Almost half of motorists (46%) could soon be eyeing a used car following substantial price falls, according to Startline's latest monthly Used Car Tracker.

When told that used car prices have fallen by an average of almost 20% in the last year, 21% said that it would make them a lot more likely to buy and 25% a little, shows March’s Startline Used Car Tracker.

Paul Burgess, CEO at Startline Motor Finance, said: “Used car prices started rising quite dramatically thanks to stock shortages and high demand following the pandemic, and largely peaked sometime in early-mid 2023.

“However, since then, better supply and lower levels of interest from consumers mean that prices have fallen quite rapidly. While they are still markedly higher than pre-Covid, they have dropped by an average of about a fifth in the last year.

“Many people have been persisting with the same car they have been driving for years, thinking they can’t afford to make a change, but now might be the moment when they find they can finally re-enter the market.”

However, almost half of motorists surveyed (48%) by Startline said they didn’t know used car prices had decreased and 7% believed they would have to fall much further before they considered buying a car.

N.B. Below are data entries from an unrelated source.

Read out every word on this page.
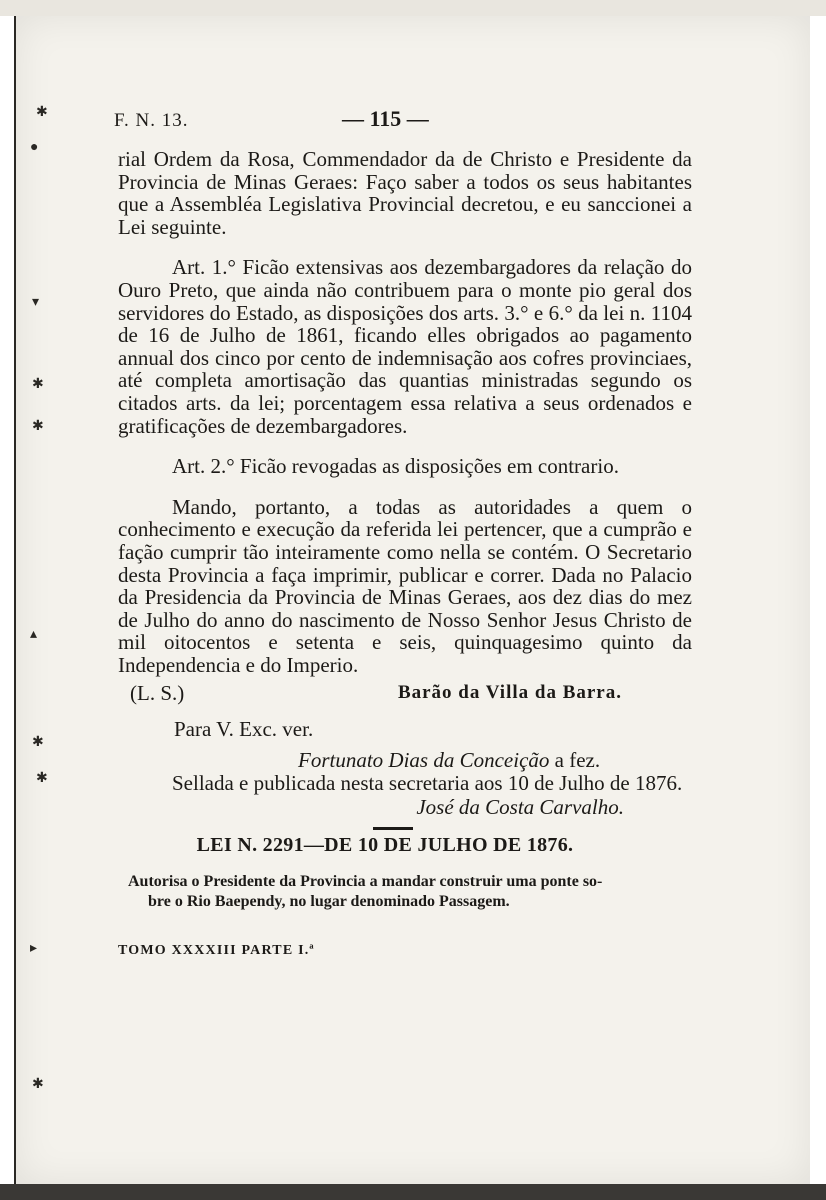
✱
●
▾
✱
✱
▴
✱
✱
▸
✱
F. N. 13.	— 115 —

rial Ordem da Rosa, Commendador da de Christo e Presidente da Provincia de Minas Geraes: Faço saber a todos os seus habitantes que a Assembléa Legislativa Provincial decretou, e eu sanccionei a Lei seguinte.

Art. 1.° Ficão extensivas aos dezembargadores da relação do Ouro Preto, que ainda não contribuem para o monte pio geral dos servidores do Estado, as disposições dos arts. 3.° e 6.° da lei n. 1104 de 16 de Julho de 1861, ficando elles obrigados ao pagamento annual dos cinco por cento de indemnisação aos cofres provinciaes, até completa amortisação das quantias ministradas segundo os citados arts. da lei; porcentagem essa relativa a seus ordenados e gratificações de dezembargadores.

Art. 2.° Ficão revogadas as disposições em contrario.

Mando, portanto, a todas as autoridades a quem o conhecimento e execução da referida lei pertencer, que a cumprão e fação cumprir tão inteiramente como nella se contém. O Secretario desta Provincia a faça imprimir, publicar e correr. Dada no Palacio da Presidencia da Provincia de Minas Geraes, aos dez dias do mez de Julho do anno do nascimento de Nosso Senhor Jesus Christo de mil oitocentos e setenta e seis, quinquagesimo quinto da Independencia e do Imperio.

(L. S.)	Barão da Villa da Barra.
Para V. Exc. ver.
Fortunato Dias da Conceição a fez.

Sellada e publicada nesta secretaria aos 10 de Julho de 1876.

José da Costa Carvalho.
LEI N. 2291—DE 10 DE JULHO DE 1876.
Autorisa o Presidente da Provincia a mandar construir uma ponte so-
bre o Rio Baependy, no lugar denominado Passagem.
TOMO XXXXIII PARTE I.ª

Burgess said: “Most people don’t look at used car prices regularly unless they are thinking of making a change, so it’s unsurprising that so many aren’t aware that there have been price falls. If it becomes more widely known, we may see an increase in demand.

“Also, it’s interesting that only 7% of people still see price as a barrier to purchasing. The time when many consumers felt that they had been priced out of the used car market might be coming to an end, which is good news for everyone.”

The Startline Used Car Tracker is compiled monthly for Startline Motor Finance by APD Global Research, well-known in the motor industry for their business intelligence reporting and customer experience programs. This time, 304 consumers and 61 dealers were questioned.